李占强用胳膊肘碰媳妇一下,“爹,我们听你的。”老李头瞪他们一眼回到自己的屋里。儿媳妇指着李占强的脑袋,“你爹就是偏心,凭什么给你弟弟十二万,他既没户口又没种过庄稼,凭什么?你说你说。”

李占强挠挠头,坐在炕沿上,“你别急,这事还有转机。”他对着媳妇的耳朵说了一番悄悄话。媳妇一听,眉开眼笑,马上给他倒杯茶,说,没想到你还挺机灵的。

这天早晨,李占强两口子带着孩子来到城里的学校,先给孩子报了名,然后一家三口到商场购物,王彩霞手里拎着大包小包,她乐呵呵的笑容挂在脸上。

老李头趴在炕上,嘴里含着大烟斗,火光微弱的闪烁,静悄悄地房间里只有他吸烟的声音。儿子一家三口一大早出门也没跟他打招呼,估计还因为分钱“不公”和他生气呢!他忽然想小儿子了,自从小儿子到县城工作很少回家,匆忙回来一趟,也只是吃顿饭的功夫又急急忙忙返回县城。他很想留儿子住一晚上,可儿子嫌土炕硬邦邦的,睡着不舒服。

想到这,他起身下炕,来到前屋打开柜子抽屉,他想把户口本拿出来,然后再把钱取出来给小儿子送过去,小儿子也该结婚了,总该有套属于自己的房子吧!老李头在抽屉里翻找着户口本和存折,翻来翻去就是找不到,他索性将抽屉拉出来,把里面的东西全部倒出来找,可仍然一无所获。

他记得清清楚楚户口和存折确实放在这个抽屉里,家里也没有外人来,不可能丢呀!他拍下脑门,可能自己记错了,于是他又打开立柜里的小抽屉。

老李头沮丧的坐在地上,目光呆滞,脸色铁青。不是他的记忆力太差,是儿子的品行太差,儿子偷偷摸摸拿走存折和户口还有身份证,存折的密码是村委会打款的时候统一定的,儿子自然知道。老李头认输了,输给了儿子。

李占强和媳妇在城里逛了好几天,这段时间他们住着宾馆,吃着大餐,拿着新款苹果手机,出入打车,俨然一副土豪的姿态。当他们回到家,迎接他们的是老李头泼出来的一盆水,儿媳妇抖抖衣服,说,爹您这是干嘛,我这身衣服一千多块钱呢!

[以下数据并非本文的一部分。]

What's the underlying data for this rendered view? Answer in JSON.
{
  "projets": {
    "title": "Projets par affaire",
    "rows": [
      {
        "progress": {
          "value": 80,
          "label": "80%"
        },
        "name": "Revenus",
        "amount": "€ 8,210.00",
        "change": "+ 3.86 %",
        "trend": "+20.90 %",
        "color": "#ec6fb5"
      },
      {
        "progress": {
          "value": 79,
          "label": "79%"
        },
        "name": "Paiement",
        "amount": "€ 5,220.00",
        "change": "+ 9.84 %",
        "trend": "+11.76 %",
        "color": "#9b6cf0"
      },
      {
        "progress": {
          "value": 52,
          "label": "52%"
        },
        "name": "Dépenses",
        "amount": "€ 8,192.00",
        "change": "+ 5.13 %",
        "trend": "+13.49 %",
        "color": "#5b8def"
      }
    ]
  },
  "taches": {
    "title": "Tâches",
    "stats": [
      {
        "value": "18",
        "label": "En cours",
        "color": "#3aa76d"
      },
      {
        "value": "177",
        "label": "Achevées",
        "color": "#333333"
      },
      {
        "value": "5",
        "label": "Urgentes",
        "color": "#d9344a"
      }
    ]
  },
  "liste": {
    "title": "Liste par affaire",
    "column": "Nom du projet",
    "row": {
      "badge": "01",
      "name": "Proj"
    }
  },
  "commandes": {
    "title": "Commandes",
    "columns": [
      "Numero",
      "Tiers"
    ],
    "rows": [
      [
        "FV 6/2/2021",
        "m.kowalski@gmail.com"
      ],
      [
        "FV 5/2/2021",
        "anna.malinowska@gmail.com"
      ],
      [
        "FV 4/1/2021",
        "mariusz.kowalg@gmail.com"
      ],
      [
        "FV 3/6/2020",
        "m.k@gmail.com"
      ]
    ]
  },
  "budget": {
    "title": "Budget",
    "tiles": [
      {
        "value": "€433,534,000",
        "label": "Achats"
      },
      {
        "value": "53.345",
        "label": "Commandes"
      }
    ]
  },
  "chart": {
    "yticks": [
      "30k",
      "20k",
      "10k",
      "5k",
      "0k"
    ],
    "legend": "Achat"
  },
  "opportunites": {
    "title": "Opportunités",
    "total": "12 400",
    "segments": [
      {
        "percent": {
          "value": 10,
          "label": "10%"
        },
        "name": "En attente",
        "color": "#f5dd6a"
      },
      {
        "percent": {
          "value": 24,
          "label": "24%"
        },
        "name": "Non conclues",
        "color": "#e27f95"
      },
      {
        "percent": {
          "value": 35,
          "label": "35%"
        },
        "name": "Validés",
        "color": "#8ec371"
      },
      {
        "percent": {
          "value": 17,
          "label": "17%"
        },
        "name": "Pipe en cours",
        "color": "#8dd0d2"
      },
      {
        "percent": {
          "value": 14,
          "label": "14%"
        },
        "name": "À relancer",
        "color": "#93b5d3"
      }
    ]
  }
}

老李头伸出一只手,命令似的说,把存折拿来,否则我打断你们的腿。儿媳妇把李占强推到老李头面前,李占强理直气壮的说,存折上还有三万留着给您养老,其余的钱没了,买房了。说完,李占强将存折从身上掏出来塞到老李头手里。

老李头小心的打开存折,他不相信自己老眼昏花,可他清清楚楚的看到存折上的数字,果真如儿子所说只剩三万。老李头哀怨的盯着儿子,“你,你们,太自私了,太没人情味了,人呐,不能把账算的太精明。”

之后,老李头病了,不吃不喝躺在土炕上,李占强和媳妇进城了,住进他们新买的楼房里。